Dice García Márquez que “los viajes —como el poder— son afrodisíacos”. Una de las mitologías modernas es la cópula frenética en el gabinete sanitario de un avión. En un buen número de filmes se observa a los protagonistas que, bajo los calores del deseo, irrumpen en ese espacio minúsculo y cumplen con los cometidos del sexo. De alguna manera se acomodan y aunque, a veces, golpean la puerta con sus pasiones, quedan en la postura exacta para cumplir con lo que era inminencia. El que encarne al viajero frecuente, sobre todo en esos trayectos trasatlánticos que son fastidiosos, encontrará que las actividades deportivas del sexo parecen fugarse en esos tránsitos interminables. En primer lugar, salvo en casos de pasajeros con gustos sórdidos, cumplir con un acto íntimo, más allá de los que exige la fisiología, es imposible. El suelo de esas letrinas aéreas está pringado con gotas de procedencia evidente; además son sitios reducidos a tal extremo que, cuando más, dejan que una sola persona esté ahí. Los aeromozos están alertas para evitar cualquier desatino, regañan y amenazan a quien incumpla con alguna disposición, más aun cuando prosigue el síndrome del 11 de septiembre y cualquiera podría ser un terrorista en potencia. Muchos de estos trabajadores del aire descansan al lado de los sanitarios, así que están con un ojo al gato y otro al garabato.
En “El amor en el aire”, García Márquez anota que “los aviones […] estuvieron considerados durante muchos años como espacios vedados al amor. Hasta el punto de que el cinturón del asiento nos parece todavía un sustituto compasivo del cinturón de castidad. […] Un error muy común cuando se habla de estas cosas es pensar en los servicios sanitarios del avión. […] Sin embargo, los expertos consideran que los servicios sanitarios de los aviones son tan convencionales para hacer el amor como lo son las camas para los senadores de la República. El sitio ideal son los asientos, después de levantar el brazo que los separa”. Eso pasa en la novela y en la película Emmanuelle, de Emmanuelle Arsan. Al inicio del libro el personaje protagónico parte de Londres a Bangkok, trayecto ideal para cumplir con alguna fantasía aérea. Ella está ociosa y para reponer el tiempo perdido se entrega a una relación incidental con otro pasajero:
Saciada de proporciones, la mano separó más todavía los muslos de Emmanuelle. Pese a que la falda le ceñía las rodillas, éstas obedecieron. La mano se hizo cóncava para palpar el sexo caliente y repleto, lo tranquilizó con caricias que recorrían, lentas, el surco de los labios y se entrometían entre ambos para trepar al clítoris erizado y retozar en la yerba enredada del pubis. […] Un sordo zumbido anunció el inminente uso del altavoz.

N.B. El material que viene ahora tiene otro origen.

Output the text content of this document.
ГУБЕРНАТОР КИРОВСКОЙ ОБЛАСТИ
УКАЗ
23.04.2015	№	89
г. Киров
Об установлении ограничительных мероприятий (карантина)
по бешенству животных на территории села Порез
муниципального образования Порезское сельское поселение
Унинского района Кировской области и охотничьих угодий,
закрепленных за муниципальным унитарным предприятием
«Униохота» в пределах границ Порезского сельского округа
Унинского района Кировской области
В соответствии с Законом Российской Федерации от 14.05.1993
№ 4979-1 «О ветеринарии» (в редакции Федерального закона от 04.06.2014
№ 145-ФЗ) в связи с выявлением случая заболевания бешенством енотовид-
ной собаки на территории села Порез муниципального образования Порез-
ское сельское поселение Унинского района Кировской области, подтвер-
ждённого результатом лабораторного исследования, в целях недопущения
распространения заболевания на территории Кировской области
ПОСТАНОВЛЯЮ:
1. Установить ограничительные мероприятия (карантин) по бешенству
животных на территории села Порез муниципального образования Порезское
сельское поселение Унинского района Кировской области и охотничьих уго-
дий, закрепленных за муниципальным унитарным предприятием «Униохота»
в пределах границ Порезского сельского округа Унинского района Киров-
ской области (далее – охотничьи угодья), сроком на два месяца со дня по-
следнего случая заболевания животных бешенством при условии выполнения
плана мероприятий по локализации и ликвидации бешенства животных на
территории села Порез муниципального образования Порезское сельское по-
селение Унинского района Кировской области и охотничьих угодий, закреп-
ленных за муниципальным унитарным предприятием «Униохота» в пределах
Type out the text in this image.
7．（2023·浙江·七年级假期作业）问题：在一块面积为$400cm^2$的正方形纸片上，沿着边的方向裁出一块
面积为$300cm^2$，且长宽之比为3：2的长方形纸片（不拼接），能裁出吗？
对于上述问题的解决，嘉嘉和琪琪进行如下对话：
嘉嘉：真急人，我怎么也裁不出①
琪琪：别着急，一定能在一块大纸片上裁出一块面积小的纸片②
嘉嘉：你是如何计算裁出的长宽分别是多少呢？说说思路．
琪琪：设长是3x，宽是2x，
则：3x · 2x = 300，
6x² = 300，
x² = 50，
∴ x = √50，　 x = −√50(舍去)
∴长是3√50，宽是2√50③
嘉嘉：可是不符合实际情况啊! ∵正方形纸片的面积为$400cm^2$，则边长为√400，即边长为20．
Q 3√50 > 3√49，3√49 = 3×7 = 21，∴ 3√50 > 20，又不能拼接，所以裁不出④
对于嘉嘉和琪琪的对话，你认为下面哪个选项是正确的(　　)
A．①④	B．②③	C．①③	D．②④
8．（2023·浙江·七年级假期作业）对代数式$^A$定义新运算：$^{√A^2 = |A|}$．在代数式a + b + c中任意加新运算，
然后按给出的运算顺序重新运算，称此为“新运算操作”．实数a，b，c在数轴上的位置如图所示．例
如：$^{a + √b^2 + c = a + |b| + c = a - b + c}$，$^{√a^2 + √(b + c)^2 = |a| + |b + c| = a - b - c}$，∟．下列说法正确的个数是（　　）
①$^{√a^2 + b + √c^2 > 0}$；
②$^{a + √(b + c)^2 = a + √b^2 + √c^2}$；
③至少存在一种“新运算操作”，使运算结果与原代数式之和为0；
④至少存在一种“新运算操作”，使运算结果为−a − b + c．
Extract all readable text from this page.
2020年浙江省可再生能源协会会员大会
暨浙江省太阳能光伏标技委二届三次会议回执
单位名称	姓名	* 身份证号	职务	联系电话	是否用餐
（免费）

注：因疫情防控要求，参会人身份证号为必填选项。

En tono que no pudiera despertar bruscamente a los viajeros, la azafata indicó que el aparato se posaría en Bahrein dentro de veinte minutos y volvería a despegar a la medianoche, hora local. Estaba previsto un lunch en el restaurante del aeropuerto. Reaparecía la luz de la cabina; progresivamente, como si remedara el alba natural. Emmanuelle recogió la manta y se limpió las densas salpicaduras de esperma. Se subió la falda.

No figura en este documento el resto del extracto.